Türk Mûsikîsinin karakterini, makam yapısını, usullerini, güftelerini, ıstılahlarını (terminolojisini) bozmak ve kişisel üslûplarını, tavırlarını , resmî budalalıkların ve ahmaklıkların gözünü boyayarak, yutturmaya ve bunu da düzmece bestecilerle halletme yoluna giren, sahte sanatkârın marifetleridir bunlar.

Altını kırmızı çift çizgi ile kalın kalın çizerek derim ki, “1960 tan sonra bestelenen ne kadar şarkı varsa, -ki, en az yirmi ile otuz bin kadardır- hepsini külhanda yakıp kurtulmak gerekir! Elbette bir-iki istisna var. Bu zatlar beni iyi tanıdıkları için, kendilerini iyi bilirler. Kimleri kasdettiğimi de iyi bilirler.

Bu düzmece bestekârların çalışmalarına bir örnek vermek istiyorum.

25, dereceden bir meyhâne şarkıcısı hanım, uyduruk şarkı sözü döktüren birine epey bir para karşılığı “söz” ısmarlar. Adam hemen sözleri, yumurtlar. Aynı zamanda süper ahmak ve cahil hâtun, sözleri, şarkı çiziktiren birine götürür. “Ağabey bu lâflara beste yap, albümde okuyacağım.” Der.

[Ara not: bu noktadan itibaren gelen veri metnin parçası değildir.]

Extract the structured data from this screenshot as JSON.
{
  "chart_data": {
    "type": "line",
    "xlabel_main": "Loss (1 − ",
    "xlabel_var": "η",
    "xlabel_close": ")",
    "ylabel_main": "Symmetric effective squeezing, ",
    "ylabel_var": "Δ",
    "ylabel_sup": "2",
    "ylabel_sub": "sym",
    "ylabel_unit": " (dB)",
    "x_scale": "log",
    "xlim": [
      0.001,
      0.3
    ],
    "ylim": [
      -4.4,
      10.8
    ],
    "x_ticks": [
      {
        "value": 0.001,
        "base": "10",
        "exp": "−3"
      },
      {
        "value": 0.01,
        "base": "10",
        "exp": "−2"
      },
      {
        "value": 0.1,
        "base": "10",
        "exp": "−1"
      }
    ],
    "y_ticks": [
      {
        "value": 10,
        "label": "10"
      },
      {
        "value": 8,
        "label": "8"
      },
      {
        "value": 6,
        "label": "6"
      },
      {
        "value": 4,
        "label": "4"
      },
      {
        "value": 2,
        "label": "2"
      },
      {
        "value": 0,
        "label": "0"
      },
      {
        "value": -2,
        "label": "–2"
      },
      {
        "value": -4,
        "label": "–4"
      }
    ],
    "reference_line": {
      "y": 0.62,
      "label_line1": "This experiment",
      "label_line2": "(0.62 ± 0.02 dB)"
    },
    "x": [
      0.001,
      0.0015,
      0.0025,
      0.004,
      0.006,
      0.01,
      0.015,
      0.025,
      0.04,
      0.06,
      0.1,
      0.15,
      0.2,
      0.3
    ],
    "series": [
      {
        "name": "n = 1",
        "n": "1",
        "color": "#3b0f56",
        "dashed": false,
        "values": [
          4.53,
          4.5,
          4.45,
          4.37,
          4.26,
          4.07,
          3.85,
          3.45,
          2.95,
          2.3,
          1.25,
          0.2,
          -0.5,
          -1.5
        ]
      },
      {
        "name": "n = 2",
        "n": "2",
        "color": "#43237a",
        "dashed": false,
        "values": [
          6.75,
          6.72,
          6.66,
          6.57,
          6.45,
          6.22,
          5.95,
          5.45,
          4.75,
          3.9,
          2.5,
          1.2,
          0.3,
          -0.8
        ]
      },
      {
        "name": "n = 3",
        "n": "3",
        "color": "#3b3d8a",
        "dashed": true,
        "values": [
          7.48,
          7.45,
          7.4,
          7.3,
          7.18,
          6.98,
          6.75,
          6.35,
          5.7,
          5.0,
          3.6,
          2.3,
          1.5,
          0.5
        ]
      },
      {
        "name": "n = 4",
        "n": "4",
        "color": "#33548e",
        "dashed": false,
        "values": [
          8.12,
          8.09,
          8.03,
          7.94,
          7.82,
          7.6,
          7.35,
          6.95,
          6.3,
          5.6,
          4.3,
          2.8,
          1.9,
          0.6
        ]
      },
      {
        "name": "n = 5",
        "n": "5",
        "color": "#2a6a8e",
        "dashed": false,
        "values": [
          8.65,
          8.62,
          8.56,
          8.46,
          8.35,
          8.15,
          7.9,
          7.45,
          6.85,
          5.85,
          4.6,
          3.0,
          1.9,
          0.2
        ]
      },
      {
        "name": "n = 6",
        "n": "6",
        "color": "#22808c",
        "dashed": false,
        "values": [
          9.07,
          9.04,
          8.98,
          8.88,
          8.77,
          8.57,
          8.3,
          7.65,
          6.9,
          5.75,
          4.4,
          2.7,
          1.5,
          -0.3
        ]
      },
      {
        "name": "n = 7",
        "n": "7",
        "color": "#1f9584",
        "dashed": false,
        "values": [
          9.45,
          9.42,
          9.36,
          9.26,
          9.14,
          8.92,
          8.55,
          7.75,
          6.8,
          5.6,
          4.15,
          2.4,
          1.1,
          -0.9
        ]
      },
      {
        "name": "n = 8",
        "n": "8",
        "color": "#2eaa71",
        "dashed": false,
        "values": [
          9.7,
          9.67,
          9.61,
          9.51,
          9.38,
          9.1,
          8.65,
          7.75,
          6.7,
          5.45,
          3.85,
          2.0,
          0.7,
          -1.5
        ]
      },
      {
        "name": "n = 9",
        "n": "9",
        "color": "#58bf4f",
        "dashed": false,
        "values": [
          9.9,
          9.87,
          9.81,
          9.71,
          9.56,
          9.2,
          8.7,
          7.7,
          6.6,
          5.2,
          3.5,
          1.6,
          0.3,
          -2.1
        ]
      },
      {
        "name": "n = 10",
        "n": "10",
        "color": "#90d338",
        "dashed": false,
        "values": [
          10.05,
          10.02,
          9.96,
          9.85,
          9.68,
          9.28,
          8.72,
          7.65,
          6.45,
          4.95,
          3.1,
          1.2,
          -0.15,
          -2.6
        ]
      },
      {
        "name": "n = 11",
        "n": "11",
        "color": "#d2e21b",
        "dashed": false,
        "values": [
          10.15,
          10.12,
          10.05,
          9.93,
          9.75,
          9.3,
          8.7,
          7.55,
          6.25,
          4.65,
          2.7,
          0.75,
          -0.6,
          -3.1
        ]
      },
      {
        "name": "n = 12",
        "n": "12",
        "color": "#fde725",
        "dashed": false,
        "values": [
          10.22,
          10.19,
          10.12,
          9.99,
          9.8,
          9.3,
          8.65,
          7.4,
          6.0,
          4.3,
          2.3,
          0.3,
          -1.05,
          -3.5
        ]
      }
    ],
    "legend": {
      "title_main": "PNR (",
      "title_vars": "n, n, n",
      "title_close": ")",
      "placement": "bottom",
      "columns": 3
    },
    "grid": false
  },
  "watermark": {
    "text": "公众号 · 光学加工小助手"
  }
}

Pazarlık edilir, kaparo verilir.

Besteci bozuntusu, cicili bicili, dümbelekli, bir çengi havasını sözlere giydirir. Hanım, beste (!) ile kasetçiyi boylar. Aranjör bir alt yapı yapar. Ahırkapılı plâk çetesi de çalar. Teknoloji, bet sesleri bile eğip bükerek kaydı yapar. Kayıt, önce frekans modülâsyonlu özel (bana göre rezil) radyolara, ardından malûm kanalların ücretli yapımcılarına, oradan da artık bütün zevki, zevksizlik haline gelmiş izleyiciye ulaşır. Boyalı basının ahmakları, pis dedikodular arasında bu besteleri de yazar çizer.

Bu çeşit şarkıların en belirgin karakteri, söylenmek için değil, oynanmak için yapılmış olmasıdır.Bu öyle bir müzik çeşididir ki, özellikle dişi şarkıcıların, kalça, beden kıvırmaları eşliğinde oynanacak şekilde yazılıp çizilmiştir. Bu oynanarak müzik icra etme programları, rengârenk ışık gösterileri, danslar, dümbelek ve davul patırtıları arasında, seyircilerin haykırarak, elleriyle tempo tutarak, oturduğu yerde bile kıvrılıp bükülerek, bazen de ıslıklar eşliğinde uygulanmaktadır. Besteyi yapan zavallı da ağzı kulaklarında sırıtmakta, kendini sanatkâr zannetmektedir. Halbuki böyle bir manzaranın muhatabı olmak, yerin dibine batma duygusu uyandırmalı, bu tür şarkıları gündeme getirenlerin yüzünün kızarması gerekir.

Bütün bunların sebebi, sağlam bir denetim müessesesinin bulunmaması yüzündendir. Dünyanın hiçbir yerinde eleştirisi olmayan sanat yoktur. Bizde ise böyle bir âdet yoktur. Herkes : “Ben yaptım oldu” havasındadır.

Bir müstakil yazıda bu konuyu işleyeceğim.

Yazımı, yukarıdaki sözlerimi tekrar ederek bitireceğim. 1960 tan sonra, bestelenen bütün şarkılar ortadan kaldırılmalıdır. Ayrıca size de ihtiyaç yoktur. O sessiz kamuoyu ve muhteşem “Zaman Sultan” kısa sürede defterinizi dürer, geleceğe hiçbir şey kalmaz. Kimse hatırlamaz bile. Çünkü bu tür besteci zavallıları, sanat bakımından çoktan yaşamakta olan mevtâlardır.